Throughout the book Hamilton portrays Liddell in heroic tones, but in the final section he really lays it on thick. “Liddell’s character and his beliefs never allowed him to be depressed or negative,” Hamilton writes, “irrespective of the hardships.” Hamilton seems to have good reason for such an assessment, based as it is on accounts from those who lived at the camp and who overflow with praise for Liddell’s integrity and unselfishness. Indeed, Liddell’s sterling character shines through to such an extent that it’s not at all diminished when Hamilton dismisses as false one story—supposedly, Winston Churchill managed to secure Liddell’s release from the internment camp, but Liddell gave his spot to a pregnant woman instead.
Although Liddell comes through without a blemish, Hamilton at least attempts to contextualize Liddell’s heroism. That is, rather than focusing entirely on Liddell’s heroic decisions—to skip the 100 meter event, or to remain in China even as war raged on around him—Hamilton highlights the larger processes at work that forced Liddell to make such decisions. Suffice it to say the bureaucracy of the British Olympic Association and the London Missionary Society don’t receive high praise.
Liddell’s Faith and Its Influencers
As for Liddell’s faith, it’s consistently present throughout For the Glory. In Hamilton’s telling, Liddell was no religious killjoy. He blended a rich devotional life and desire to serve God with a love of fun and people. The Sermon on the Mount (Matt. 5–7) loomed large for Liddell as the foundational guide to Christian living. Liddell preached the importance of surrender to God and of applying biblical principles to everyday life.
Hamilton describes some of Liddell’s theological influences, but his analysis isn’t robust. For example, Hamilton notes that in the 1920s Liddell embraced the teachings of Frank Buchman, founder of the Oxford Group movement. He also mentions Liddell was profoundly influenced by the writings of E. Stanley Jones, an American Methodist missionary.
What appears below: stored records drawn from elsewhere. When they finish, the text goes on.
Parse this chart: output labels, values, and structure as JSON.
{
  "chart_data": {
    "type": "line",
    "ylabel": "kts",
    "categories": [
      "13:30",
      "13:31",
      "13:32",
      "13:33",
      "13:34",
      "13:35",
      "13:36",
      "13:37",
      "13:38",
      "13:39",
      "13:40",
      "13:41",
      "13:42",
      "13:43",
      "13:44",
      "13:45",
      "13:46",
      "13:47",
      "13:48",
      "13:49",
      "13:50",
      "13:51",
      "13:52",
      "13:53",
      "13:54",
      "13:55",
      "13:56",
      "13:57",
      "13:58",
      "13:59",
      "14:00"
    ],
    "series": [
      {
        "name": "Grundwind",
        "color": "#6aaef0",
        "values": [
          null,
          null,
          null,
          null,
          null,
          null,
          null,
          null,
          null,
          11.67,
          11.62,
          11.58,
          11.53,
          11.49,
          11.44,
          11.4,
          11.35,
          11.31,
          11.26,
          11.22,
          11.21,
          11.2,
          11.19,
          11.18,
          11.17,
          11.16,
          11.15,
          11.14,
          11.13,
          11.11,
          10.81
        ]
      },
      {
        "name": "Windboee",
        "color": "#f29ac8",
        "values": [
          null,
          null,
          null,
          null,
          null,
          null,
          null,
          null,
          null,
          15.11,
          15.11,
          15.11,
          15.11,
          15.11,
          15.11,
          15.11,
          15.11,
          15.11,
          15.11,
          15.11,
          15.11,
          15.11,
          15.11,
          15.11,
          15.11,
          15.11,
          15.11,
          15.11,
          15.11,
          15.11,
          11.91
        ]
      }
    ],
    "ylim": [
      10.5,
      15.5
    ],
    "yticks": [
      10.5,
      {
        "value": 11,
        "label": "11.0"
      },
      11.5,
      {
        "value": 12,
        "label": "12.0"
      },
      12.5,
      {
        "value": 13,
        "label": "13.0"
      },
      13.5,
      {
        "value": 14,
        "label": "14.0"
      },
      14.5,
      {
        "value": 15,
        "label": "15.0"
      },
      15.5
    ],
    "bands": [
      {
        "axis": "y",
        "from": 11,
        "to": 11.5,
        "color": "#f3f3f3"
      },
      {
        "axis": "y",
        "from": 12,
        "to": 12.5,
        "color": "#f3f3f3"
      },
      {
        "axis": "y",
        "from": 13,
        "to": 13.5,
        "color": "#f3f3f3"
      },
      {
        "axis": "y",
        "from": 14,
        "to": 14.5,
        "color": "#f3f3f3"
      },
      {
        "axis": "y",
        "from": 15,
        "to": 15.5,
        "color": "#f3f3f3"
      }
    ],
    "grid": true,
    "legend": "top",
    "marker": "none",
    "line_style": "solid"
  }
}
Both Buchman and Jones engendered considerable controversy in their day. Historian David Bebbington has described the Oxford Group, prominent in the 1920s and 1930s, as an “undoctrinal” movement that emphasized life change above all else. In the States, Buchman’s teachings managed to draw the ire of both modernists connected to the Christian Century and conservative Reformed theologians associated with J. Gresham Machen. Jones, meanwhile, attempted to straddle the line between fundamentalists and modernists but was more widely embraced by the latter. Unmentioned by Hamilton is another American author Liddell admired: liberal Protestant popularizer par excellence Harry Emerson Fosdick.
It’s understandable that Hamilton doesn’t dive into more detail when it comes to these influences on Liddell. He’s writing for a popular audience, and he’s an expert in sports history, not religion. Still, given Liddell’s popularity among American evangelicals and given the antagonistic or ambivalent stance American evangelical leaders have taken toward Liddell’s favorite authors, a deeper look at those sources would’ve been particularly interesting.
Glowing Tribute
In the introduction, Hamilton describes his recent visit to a monument built in China to honor Liddell. Standing in front of the monument, he is overcome with awe:
How do you pay proper respect to a man as humane as that; a man, moreover, who strove every day for perfection in thought, as well as deed, and whose death engulfed those who knew him in a sadness almost too deep for words?
The next lines reveal Hamilton’s answer. He does “the best [he] can” and places flowers on the base of the granite monument. Reading For the Glory, one gets the sense that Hamilton’s book itself is another way for him to pay proper respect to Liddell.
Perhaps the praise is overly effusive, and religious historians may wish Hamilton had a better sense of the theological landscape of Liddell’s time. But Hamilton succeeds in providing a detailed and vivid account of Liddell’s life, one that should have wide appeal.
With this book and the forthcoming release of a film about Liddell’s post-1924 life, the spotlight is bound to shine on Liddell with more intensity than at any time since Chariots of Fire 35 years ago.